Rap Video Remake: Activism (Re)Mixed With Viewer Generated Documentary Footage

Curator's Note

Raptivist  Rapper B. Dolan posted a music video remake of NWA's "F*ck the Police" on YouTube on December 8, 2011, in connection to occupy movements, a month after alleged violence and media blackout of occupy evictions. In less than three days, "Film the Police" reached over 70,000 views, big numbers for an indie video and homemade grassroots activist documentary alike.

Rhode Island-based Sage Francis kicks off the track as NWA's Dr. Dre who passes the digital mic to B.Dolan as Ice Cube, then rapper/activist Toki Wright of Minneapolis as MC Ren, and finally to Jasiri X of Pittsburgh, as Eazy E. Filmed performances in each city are intercut with readily available online activist video. Video director Mason Johnson, a Utah-based filmmaker, provides us example of clever collaboration in the digital age. Through form and content, this crew encourages community, collaboration, and CopWatching with iPhones, Blackberrys, flip cameras and even Canon’s hi-definition 7D, over a track produced Buddy Peace, who is from London. Created in the tradition of activist rapper Jasiri X's remix videos, this videos works in resistance to mainstream media's (mis)representations through the art of rip and remix.

Here rap, a megaphone for activist themes (anti-police brutality and community organizing), reaches a broad audience. In the tradition of hip-hop's remix culture (see Copyright Criminals, the documentary on hip-hop’s creative bricolage charged with infringement on corporate profit), YouTubers are simultaneously (potential) contributors and viewers. YouTube as archive for (free) footage and simultaneously the distribution platform, offers possibilities for endless creativity, as long as YouTube exists in unpoliced forms. The other dangers: don’t get arrested or shot while filming, get video play (viewer hits) but as the hip-hop euphemism urges, don’t get played out (as in overplayed, used, tacky, fake, or seemingly disingenuous), and of course, don’t get prosecuted for copyright infringement! Also important here is the video’s affirmative answer to the question, "Are Cameras the New Gun?" Filming the police is well within your legal rights, upheld by a recent Supreme Court ruling. Still, the police continue to confiscate citizen cameras and attempt to prosecute those who film them.

B. Dolan’s belief that music can be a powerful tool in sparking people's awareness, shows that his carefully crafted lyrics send the timely and powerful message: We the people are the only real media we got.


In a few words you have given me much to think about Rachel. Beyond pointing me to an excellent piece of resistance media which I am excited to use in my courses, the questions you bring up about the ability of the police to confiscate and prosecute people who film them ground us in the reality of our rights and responsibilities as citizen journalists, documentary filmmakers and activists. Your piece also makes concious the idea of YouTube as archive. It makes me wonder how institutions such as the National Archive see themselves in the context of YouTube and other online outlets.

 Thank you, Sheila!
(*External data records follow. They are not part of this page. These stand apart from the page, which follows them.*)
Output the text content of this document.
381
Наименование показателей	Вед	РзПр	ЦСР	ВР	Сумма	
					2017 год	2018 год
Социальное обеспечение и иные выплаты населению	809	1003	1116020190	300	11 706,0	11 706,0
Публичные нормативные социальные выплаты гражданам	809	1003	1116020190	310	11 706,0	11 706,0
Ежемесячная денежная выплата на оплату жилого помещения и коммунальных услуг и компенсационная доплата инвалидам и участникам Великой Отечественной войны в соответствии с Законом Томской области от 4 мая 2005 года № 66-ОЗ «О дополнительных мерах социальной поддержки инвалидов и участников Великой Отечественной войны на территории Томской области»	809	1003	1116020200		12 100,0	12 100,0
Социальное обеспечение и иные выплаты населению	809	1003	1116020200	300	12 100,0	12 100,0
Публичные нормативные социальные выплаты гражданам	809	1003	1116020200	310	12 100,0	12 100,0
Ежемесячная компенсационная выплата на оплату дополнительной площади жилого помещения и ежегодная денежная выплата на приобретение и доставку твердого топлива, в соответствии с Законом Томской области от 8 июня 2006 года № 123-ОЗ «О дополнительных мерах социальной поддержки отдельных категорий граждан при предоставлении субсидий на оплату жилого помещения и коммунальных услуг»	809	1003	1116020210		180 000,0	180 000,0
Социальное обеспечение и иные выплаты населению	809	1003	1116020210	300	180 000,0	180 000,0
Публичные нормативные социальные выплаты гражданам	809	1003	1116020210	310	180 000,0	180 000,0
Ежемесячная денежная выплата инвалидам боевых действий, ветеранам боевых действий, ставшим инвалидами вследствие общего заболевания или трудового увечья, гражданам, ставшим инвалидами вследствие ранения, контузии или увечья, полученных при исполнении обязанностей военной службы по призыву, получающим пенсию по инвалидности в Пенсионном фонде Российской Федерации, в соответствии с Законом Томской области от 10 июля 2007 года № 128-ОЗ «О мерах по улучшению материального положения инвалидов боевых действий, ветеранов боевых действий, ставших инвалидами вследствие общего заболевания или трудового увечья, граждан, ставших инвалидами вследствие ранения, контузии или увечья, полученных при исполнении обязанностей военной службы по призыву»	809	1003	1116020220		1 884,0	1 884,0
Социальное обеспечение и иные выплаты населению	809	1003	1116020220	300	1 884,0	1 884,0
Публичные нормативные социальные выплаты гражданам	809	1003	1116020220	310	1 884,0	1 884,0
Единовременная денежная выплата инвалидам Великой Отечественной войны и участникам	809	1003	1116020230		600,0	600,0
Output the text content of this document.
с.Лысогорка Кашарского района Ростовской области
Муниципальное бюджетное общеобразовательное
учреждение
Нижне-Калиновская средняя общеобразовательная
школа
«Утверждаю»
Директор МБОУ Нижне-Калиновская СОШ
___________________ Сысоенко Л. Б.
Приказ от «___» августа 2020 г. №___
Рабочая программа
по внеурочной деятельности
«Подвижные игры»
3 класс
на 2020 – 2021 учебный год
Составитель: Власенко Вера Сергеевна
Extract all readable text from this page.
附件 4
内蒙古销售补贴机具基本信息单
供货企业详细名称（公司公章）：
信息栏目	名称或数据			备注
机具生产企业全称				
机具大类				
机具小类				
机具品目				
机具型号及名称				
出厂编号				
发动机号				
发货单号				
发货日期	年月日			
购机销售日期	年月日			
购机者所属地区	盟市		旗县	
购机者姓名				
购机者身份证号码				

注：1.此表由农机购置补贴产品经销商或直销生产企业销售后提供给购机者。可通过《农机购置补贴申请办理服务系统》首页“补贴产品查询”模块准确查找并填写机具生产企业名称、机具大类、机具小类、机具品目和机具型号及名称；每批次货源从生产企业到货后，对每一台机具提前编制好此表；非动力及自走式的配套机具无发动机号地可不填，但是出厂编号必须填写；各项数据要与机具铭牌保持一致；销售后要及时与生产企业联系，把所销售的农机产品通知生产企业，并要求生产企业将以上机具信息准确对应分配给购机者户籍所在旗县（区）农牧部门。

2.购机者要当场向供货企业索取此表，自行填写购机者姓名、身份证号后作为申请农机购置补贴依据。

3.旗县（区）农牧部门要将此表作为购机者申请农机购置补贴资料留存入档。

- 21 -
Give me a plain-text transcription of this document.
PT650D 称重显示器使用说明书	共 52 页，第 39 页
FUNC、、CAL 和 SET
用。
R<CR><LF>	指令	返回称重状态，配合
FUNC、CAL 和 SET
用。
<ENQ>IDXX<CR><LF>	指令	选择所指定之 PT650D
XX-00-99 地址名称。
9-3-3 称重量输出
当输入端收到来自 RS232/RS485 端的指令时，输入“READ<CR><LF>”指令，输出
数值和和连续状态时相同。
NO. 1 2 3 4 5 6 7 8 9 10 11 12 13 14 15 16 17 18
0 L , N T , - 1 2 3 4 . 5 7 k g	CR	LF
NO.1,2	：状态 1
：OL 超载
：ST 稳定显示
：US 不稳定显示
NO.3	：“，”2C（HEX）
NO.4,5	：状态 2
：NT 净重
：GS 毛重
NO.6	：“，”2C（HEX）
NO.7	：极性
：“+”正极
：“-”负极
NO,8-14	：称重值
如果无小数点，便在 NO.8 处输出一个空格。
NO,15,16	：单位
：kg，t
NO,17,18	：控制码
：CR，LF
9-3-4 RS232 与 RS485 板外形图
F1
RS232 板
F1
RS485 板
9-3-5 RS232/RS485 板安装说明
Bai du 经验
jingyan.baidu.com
Since reading Alex Juhasz's Learning from YouTube, I've been thinking considerably about digital archives. I am not a big YouTuber, in terms of watching hours and hours of "funny" videos (I call it video spam), but when a link hits facebook or is recommended to me, I sure do rush to rip/download the video using tools like keepvid, because for the average citizen, nothing is ever permanent. 

I hear that sites like The Internet Archive & the waybackmachine (and certainly company and gvt sites) copy, archive and possibly analyze all that is posted, I/we don't necessarily have access... there are definitely areas for us to filmmakers, scholars and media activists to intervene, develop, build, create, contribute, and of course, archive.



What a great clip and thoughtful post! Your nod to the historical context of rap and hip hop as activist media is much appreciated, and the context for this clip gets even more interesting when you throw in the resistant actions of using footage/video from YouTube that might step on someone's copyrighted toes.

The role of the police is interesting here, as it brings up another point for me. As you say, the video reaffirms the legality of filming police (at least in most states), while bodies of authority mistakenly enforce nonexistent or misinterpeted laws. YouTube is another forum in which bodies of "authority" (usually corporate entities concerned with IP protection) try to enforce nonexistent laws, thereby strongarming a resistant public/audience into submission and more conventional (read: profitable) ways of doing business.

This clip and your post say so much about the ways in which activists as well as active media participants are, well, actively resisting the powers that be.